Übriges Verfahrens- und Prozessrecht
Parallele Straf-, Zivil- und Verwaltungsjustizverfahren: Schnittmengen und Reibungsflächen in der Praxis des Bundesgerichts.
Hansjörg Seiler, ZBl 2/2024, S. 59 ff.
Im Zentrum des Beitrags steht die Frage, ob sich im schweizerischen Recht allgemeingültige Regeln finden lassen, wenn ein bestimmter Sachverhalt zu Fragestellungen aus verschiedenen Rechtsbereichen führt.
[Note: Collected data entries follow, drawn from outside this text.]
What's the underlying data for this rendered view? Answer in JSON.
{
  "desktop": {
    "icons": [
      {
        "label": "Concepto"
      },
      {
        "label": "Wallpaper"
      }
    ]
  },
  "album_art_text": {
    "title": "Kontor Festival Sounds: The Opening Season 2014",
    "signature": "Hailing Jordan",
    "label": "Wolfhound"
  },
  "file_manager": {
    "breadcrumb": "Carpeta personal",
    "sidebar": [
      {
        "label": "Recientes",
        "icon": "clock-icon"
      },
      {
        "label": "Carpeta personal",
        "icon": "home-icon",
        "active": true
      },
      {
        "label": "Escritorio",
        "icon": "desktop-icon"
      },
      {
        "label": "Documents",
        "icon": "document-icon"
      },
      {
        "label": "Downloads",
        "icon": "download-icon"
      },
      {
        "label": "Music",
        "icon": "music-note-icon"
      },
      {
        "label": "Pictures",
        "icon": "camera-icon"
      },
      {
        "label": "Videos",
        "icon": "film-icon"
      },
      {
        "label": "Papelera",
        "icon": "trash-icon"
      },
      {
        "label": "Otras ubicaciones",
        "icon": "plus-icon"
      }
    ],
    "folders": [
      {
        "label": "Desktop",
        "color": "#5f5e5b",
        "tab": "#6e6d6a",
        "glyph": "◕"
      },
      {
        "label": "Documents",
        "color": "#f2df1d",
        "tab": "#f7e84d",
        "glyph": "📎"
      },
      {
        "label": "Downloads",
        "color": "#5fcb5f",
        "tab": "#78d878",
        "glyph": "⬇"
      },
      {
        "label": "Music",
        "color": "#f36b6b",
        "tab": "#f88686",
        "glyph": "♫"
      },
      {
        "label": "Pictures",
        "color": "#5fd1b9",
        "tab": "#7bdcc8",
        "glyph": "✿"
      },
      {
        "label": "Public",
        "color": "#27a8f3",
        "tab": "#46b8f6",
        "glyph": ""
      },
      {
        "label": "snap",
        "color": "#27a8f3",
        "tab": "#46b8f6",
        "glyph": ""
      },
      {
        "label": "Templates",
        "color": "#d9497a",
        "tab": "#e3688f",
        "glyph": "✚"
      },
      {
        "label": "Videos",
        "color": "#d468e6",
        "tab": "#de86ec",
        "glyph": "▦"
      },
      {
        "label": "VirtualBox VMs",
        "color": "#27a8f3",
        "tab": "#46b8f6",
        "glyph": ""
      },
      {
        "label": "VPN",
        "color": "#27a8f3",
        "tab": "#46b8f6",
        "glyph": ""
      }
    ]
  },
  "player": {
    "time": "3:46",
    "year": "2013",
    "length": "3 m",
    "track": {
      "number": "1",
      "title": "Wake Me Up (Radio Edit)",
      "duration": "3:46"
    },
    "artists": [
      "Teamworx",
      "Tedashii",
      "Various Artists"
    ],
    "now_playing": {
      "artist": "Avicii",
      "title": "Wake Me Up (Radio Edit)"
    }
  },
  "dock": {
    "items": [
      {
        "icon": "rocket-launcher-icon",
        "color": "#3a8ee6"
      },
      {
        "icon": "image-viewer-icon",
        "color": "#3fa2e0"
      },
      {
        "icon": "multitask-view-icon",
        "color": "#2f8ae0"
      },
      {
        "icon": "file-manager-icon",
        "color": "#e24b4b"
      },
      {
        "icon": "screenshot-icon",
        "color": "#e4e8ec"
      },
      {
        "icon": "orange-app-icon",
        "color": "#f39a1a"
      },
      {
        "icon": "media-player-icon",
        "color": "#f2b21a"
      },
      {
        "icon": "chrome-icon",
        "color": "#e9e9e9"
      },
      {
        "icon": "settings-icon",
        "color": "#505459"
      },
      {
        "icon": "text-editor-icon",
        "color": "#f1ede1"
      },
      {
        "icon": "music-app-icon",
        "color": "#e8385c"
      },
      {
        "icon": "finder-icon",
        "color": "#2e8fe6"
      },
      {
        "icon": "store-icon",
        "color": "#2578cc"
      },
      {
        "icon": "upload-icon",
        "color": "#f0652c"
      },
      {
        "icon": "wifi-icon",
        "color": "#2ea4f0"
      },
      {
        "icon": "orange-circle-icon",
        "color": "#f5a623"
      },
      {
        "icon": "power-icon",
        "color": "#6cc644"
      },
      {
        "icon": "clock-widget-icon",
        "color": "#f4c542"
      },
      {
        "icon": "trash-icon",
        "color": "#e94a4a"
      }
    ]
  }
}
Ausgangspunkt ist das Postulat der Einheit der Rechtsordnung, also das «intuitive Gebot, Widersprüche zwischen verschiedenen Rechtsgebieten zu vermeiden.»
Der Autor geht im Folgenden unter anderem den Fragen nach, wie Behörden an Informationen aus anderen Verfahren kommen oder ob die in anderen Verfahren erhobenen Informationen verwertet werden können. Auch die Fragen, ob eine Behörde an das Urteil einer anderen gebunden ist und ob ein Verfahren sistiert werden muss, werden im Beitrag behandelt.